Cluster migration gives great opportunity while repartition topics which are over partitioned or under partitioned in current cluster.

  1. So in this case of repartitioning in destination cluster, offset to records mapping is not going to be same in the destination cluster as of the source. Does it mean consumer cannot resume the job from target cluster from where it is left in source cluster as __consumer-offsets will not have same mapping?

  2. Replicator uses offset translation using timestamp, does that help in this case.? If yes, replicator’s translation can’t be used for clients other than Java clients. How can I manage this scenario for other than Java clients?

  3. I am not sure if cluster linking allows you to repartition as it is a byte-to-byte copy. Can you please help me understand this as well? Does MM2 have any configurations to cover this?

Please help me understand this, thank you.

1

There are 1 answers

1
ChristDist On

Not sure about the migration strategy you are after, but you can correlate with the following. If you are migrating from one infra to another infra

Set auto.offset.reset = earliest on the consumer side, so that all newly produced events will be picked from Offset 0 of all respective partitions. Check mark should be made, where you move your Producer first and wait for all the messages drained out by the existing consumers and then move your consumers pointing to the new cluster.

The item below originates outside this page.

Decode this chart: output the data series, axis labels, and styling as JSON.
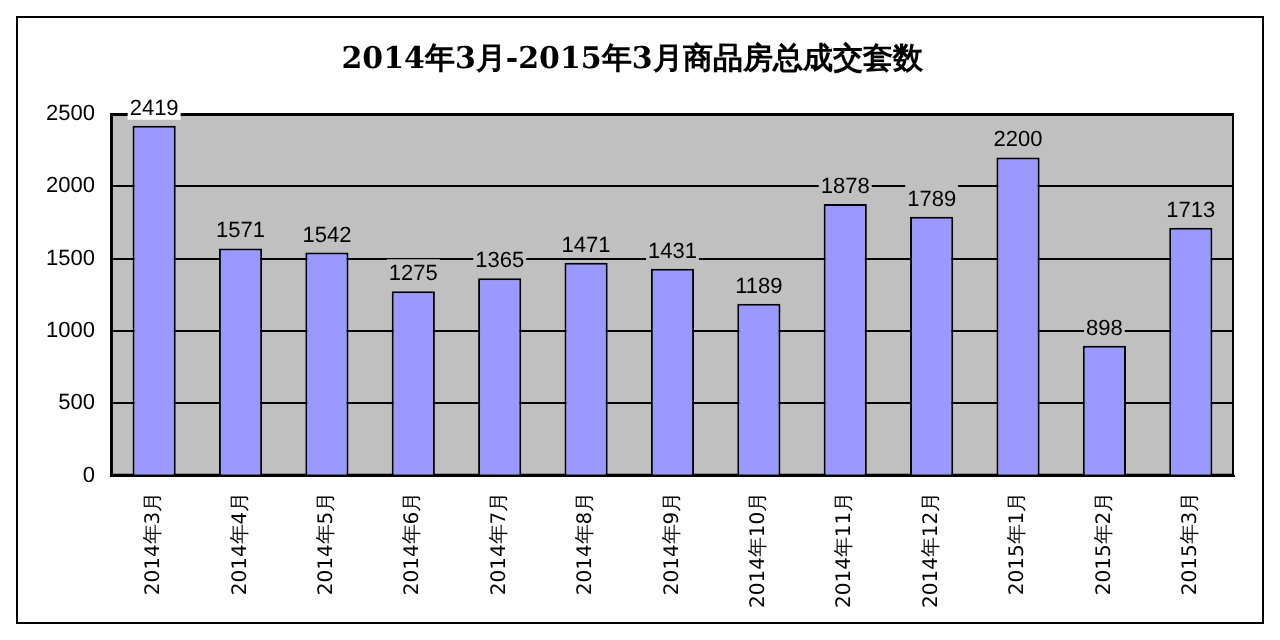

And clarifying your concerns, from the documentation

  1. MirrorMaker contains a utility class RemoteClusterUtils to enable consumers to seek to the last checkpointed offset in a DR cluster with offset translation when failing over from a primary cluster. Support for periodic migration of consumer offsets was added in 2.7.0 to automatically commit translated offsets to the target __consumer_offsets topic so that consumers switching to a DR cluster can restart from where they left off in the primary cluster with no data loss and minimal duplicate processing. Consumer groups for which offsets are migrated can be customized, and for added protection, MirrorMaker does not overwrite offsets if consumers on the target cluster are actively using the target consumer group, thus avoiding any accidental conflicts.

  2. Mirror‐Maker, uses a Kafka topic for storing offset translation metadata. Offsets are stored whenever the difference between the two offsets changes. For example, if offset 495 on the primary mapped to offset 500 on the DR cluster, we’ll record (495,500) in the external store or offset translation topic. If the difference changes later due to duplicates and offset 596 is mapped to 600, then we’ll record the new mapping (596,600). There is no need to store all the offset mappings between 495 and 596; we just assume that the difference remains the same and so offset 550 in the primary cluster will map to 555 in the DR. Then when failover occurs, instead of mapping timestamps (which are always a bit inaccurate) to offsets, we map primary offsets to DR offsets and use those. One of the two techniques listed previously can be used to force consumers to start using the new offsets from the mapping.

  3. No. MirrorMaker periodically checks for new topics in the source cluster and starts mirroring these topics automatically if they match the configured patterns. If more partitions are added to the source topic, the same number of partitions is automatically added to the target topic, ensuring that events in the source topic appear in the same partitions in the same order in the target topic.